Cities already consume more than two thirds of the world’s energy and account for more than 70% of all carbon emissions. From 2015 to 2050, the world’s urban population is expected to almost double, and based on current trends of urban sprawl and unplanned settlements, could mean a tripling of the urban land mass, crushing often fragile eco-systems in the process. Almost 50% of that global urban growth is projected to be in the Commonwealth – well over 1bn more people living in Commonwealth cities. A staggering 95% of that growth is expected to be in Asia and Africa, two continents which are particularly vulnerable to climate change impacts and currently with limited capacity to respond to these intense challenges.

The discussion was therefore convened to highlight the Call to Action on Sustainable Urbanisation across the Commonwealth, a joint initiative of the Commonwealth Local Government Forum, the Association of Commonwealth Universities, the Commonwealth Association of Architects and the Commonwealth Association of Planners. The Call to Action was circulated to Commonwealth Heads of Government in February 2021, highlighting the issues facing the Commonwealth and urging the need for collective inter-disciplinary action to place climate conscious urban planning and management at the heart of the response to climate change. The Commonwealth, with its many shared systems and structures, has the opportunity to lead and model collaborative, inclusive and effective action on sustainable urbanisation, which will be a key priority for CHOGM in Kigali in 2022.  

Joining HRH were key voices including the Rt Hon Patricia Scotland, Commonwealth Secretary General, The Executive Director of UN-Habitat Maimunah Sharif, Dr Jeanne d’Arc Mujawamariya the Rwandan Environment Minister and HE Saida Muna Tasneem, the Bangladeshi High Commissioner among others, for a discussion moderated by Bristol City Mayor Marvin Rees.
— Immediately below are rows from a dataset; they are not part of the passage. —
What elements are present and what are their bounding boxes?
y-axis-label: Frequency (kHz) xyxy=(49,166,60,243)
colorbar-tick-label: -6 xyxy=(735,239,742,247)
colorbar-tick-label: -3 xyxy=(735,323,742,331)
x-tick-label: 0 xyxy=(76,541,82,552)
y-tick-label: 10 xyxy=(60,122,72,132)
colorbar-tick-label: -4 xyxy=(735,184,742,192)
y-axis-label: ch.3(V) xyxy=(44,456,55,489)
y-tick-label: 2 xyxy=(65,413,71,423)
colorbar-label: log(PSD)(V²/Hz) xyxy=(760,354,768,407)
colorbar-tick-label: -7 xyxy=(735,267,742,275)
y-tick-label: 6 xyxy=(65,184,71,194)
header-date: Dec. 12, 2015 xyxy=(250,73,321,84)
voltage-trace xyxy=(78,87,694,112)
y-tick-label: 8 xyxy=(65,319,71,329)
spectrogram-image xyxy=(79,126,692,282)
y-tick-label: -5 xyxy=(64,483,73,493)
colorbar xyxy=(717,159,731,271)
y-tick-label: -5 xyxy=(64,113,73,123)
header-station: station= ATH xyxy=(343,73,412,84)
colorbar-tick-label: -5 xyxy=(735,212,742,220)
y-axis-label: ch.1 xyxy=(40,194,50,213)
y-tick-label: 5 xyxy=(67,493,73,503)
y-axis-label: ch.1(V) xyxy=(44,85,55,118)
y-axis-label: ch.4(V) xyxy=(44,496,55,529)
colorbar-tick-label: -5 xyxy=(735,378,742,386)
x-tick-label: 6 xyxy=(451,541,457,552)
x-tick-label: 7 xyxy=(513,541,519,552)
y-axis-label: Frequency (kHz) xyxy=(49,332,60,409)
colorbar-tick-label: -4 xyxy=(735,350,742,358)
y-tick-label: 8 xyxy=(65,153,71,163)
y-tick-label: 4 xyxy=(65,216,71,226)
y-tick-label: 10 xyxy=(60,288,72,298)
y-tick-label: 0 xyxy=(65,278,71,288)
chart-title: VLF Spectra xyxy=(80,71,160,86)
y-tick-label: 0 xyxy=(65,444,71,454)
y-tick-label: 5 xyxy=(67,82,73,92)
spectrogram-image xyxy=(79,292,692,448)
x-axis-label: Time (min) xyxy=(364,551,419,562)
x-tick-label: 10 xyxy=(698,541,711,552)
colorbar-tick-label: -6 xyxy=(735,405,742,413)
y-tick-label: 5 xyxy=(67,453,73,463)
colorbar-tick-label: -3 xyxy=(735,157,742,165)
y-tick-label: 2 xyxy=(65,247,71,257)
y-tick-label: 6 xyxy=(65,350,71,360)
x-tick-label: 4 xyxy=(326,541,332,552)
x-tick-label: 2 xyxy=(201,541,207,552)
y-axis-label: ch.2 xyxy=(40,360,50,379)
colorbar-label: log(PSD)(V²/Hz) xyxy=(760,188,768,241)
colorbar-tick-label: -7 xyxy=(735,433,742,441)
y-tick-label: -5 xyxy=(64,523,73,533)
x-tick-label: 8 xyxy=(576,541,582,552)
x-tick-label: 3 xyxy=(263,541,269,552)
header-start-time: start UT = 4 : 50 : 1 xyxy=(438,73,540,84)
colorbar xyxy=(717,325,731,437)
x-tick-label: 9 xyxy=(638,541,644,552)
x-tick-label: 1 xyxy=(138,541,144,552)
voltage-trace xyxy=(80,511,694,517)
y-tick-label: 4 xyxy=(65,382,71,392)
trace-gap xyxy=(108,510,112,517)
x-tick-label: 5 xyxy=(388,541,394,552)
Eleanor Mohammed, President of the Commonwealth Association of Planners, said: “The Commonwealth Association of Planners believes in order to achieve the elements of the Call to Action, governments at all levels, the professions, academia, and technical experts must work together. We also must take a human centred, nature-based, and climate action approach that reflects the needs, cultures, and well-being of all the world’s citizens. We represent over 40,000 professional planners from 27 countries globally and have a dedicated Youth Network which is particularly important in the context of sustainable urbanisation considering that 60% of the population of the Commonwealth are under 30.”